Although Canada has not suffered the extreme downturn in the housing market that the United States has experienced over the past several years, the Canadian government has still been concerned about the overall debt levels of its citizens. Fearing that many people were getting into mortgages that they could not actually afford, the federal government of Canada recently altered lending rules for government-backed and government-insured mortgages. These rules will make it harder for certain buyers to get a mortgage loan, although Finance Minister Jim Flaherty and other officials believe that only about 5 percent of home buyers will be affected.

The most important question, of course, is this one: Will these new rules affect me? Let’s take a look and find out.

The New Rules

Since July 2012:
• Government-insured mortgages cannot be amortized over a period of more than 25 years. This is the third reduction of the maximum amortization period for government-insured mortgages over the past few years, down from a high of 40 years in 2008.
• Mortgage insurance is unavailable for homes that cost $1 million dollars or more.
• Government-insured refinanced loans cannot exceed 80 percent of the home’s value.
• Buyers can qualify for a mortgage only if their monthly housing expenses do not exceed 39 percent of their monthly gross income.
• Buyers can qualify for a mortgage only if their total monthly debt payments do not exceed 44 percent of their monthly gross income.

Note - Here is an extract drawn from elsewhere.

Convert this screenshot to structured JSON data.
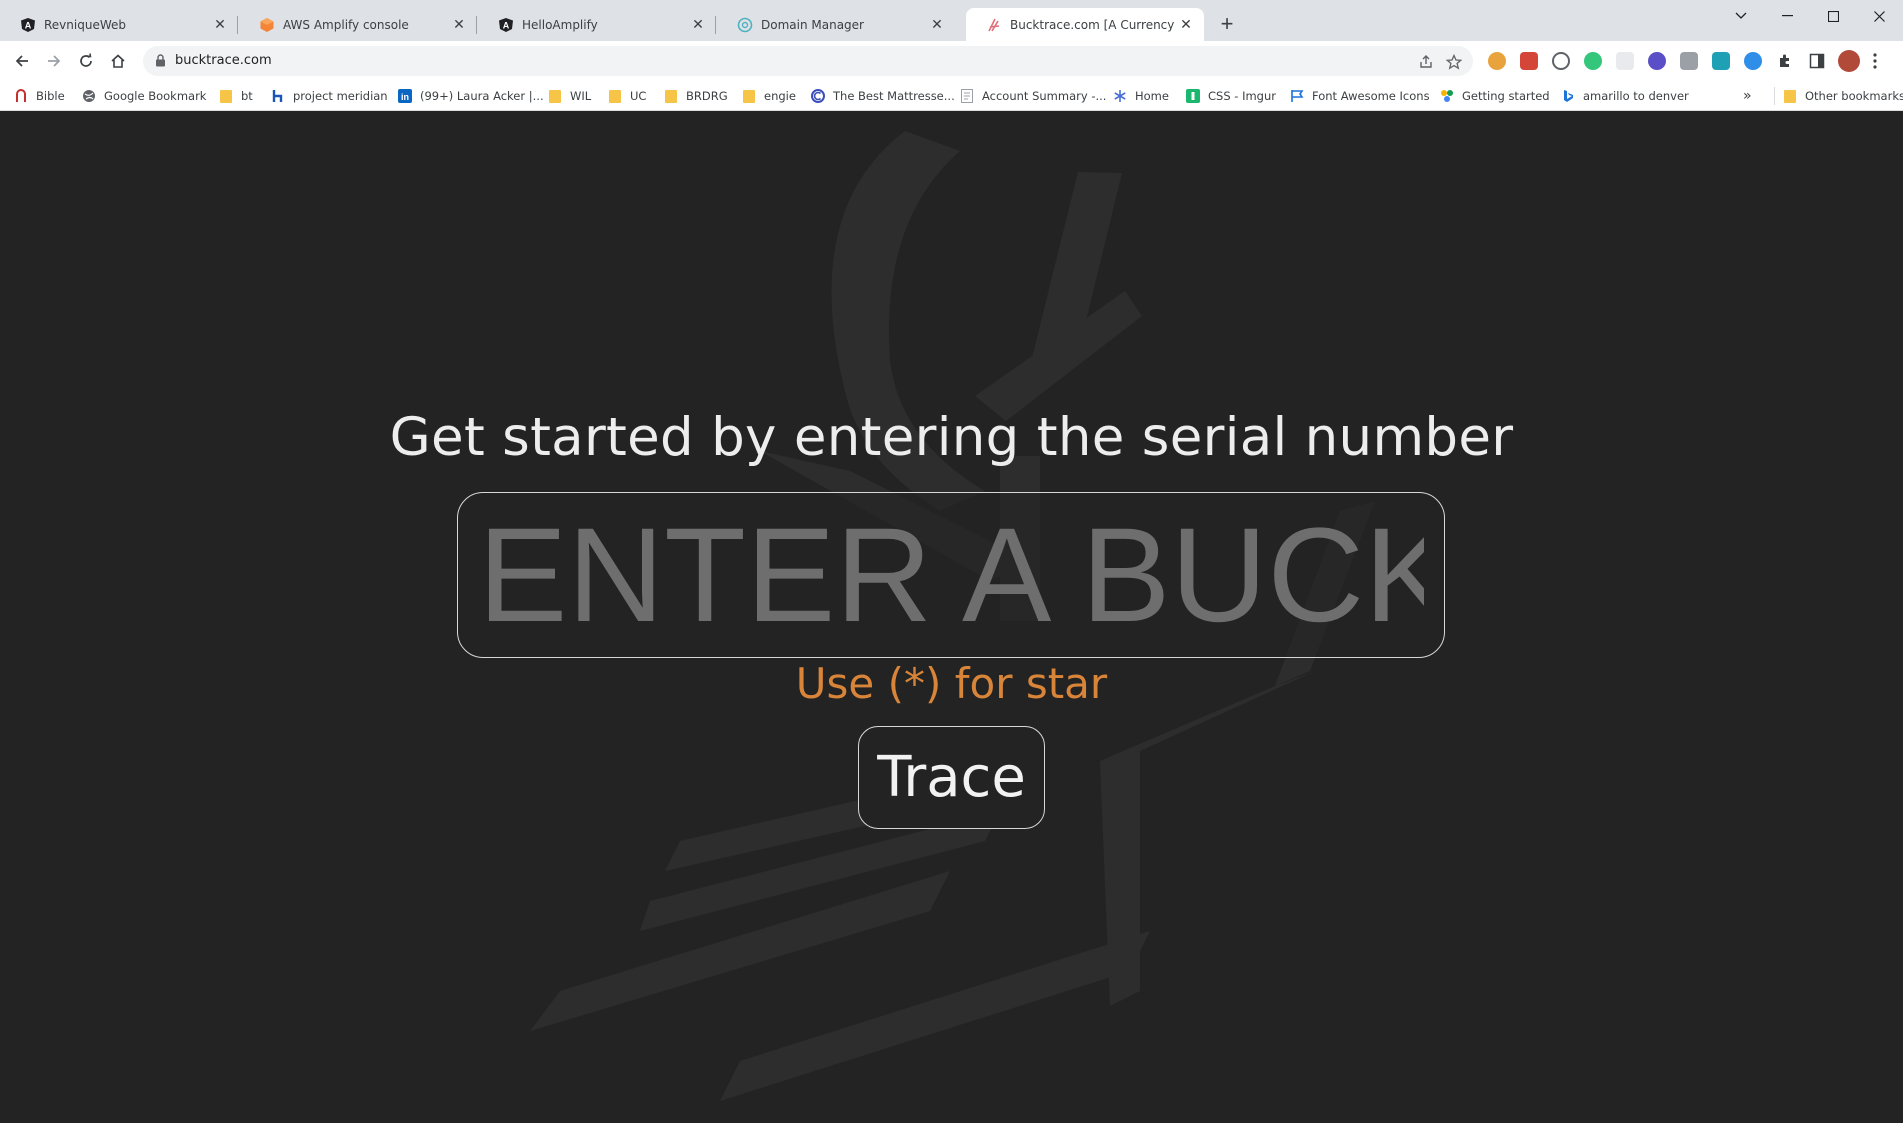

**The rules do not affect loans where buyers have a down payment of 20 percent or more. Such mortgages do not need CMHC mortgage insurance anyway, so these policy changes have no impact on those who have such loans.**

Will the New Mortgage Rules Affect Me and How?

Right away, it should be clear that you will be subject to the new mortgage rules if you cannot afford a down payment of at least 20 percent. If you qualify for a mortgage but can only afford a down payment of between 5 and 20 percent, then your monthly payment will be slightly higher than it would have been before the new rules were in place. That is because the loan will have to be amortized over 25 years instead of 30. However, the modest increase in the monthly payment will save you tens of thousands of dollars in interest over the life of your loan.

If you need a mortgage refinance, then you will have to increase the equity in your home to at least 20 percent to get a government-insured mortgage.

You will not be able to get a government-insured mortgage if your home costs more than $1 million. This can lead to higher interest rates on the loan products for which you qualify. It may also make it more difficult to buy homes in high-demand markets such as Toronto and Vancouver.

You may have to pay off more of your consumer debt in order to qualify for a government-backed loan depending on the ratio of your income to household expenses and other debts. In any housing market, of course, it is always wise to reduce your debt as much as possible to get the best loan.


Being aware of the new mortgage rules can help you make a good decision when it comes time to buy a home. Look at your finances now to see whether these rules will affect you, and start saving so that you can put enough money down to meet the loan thresholds.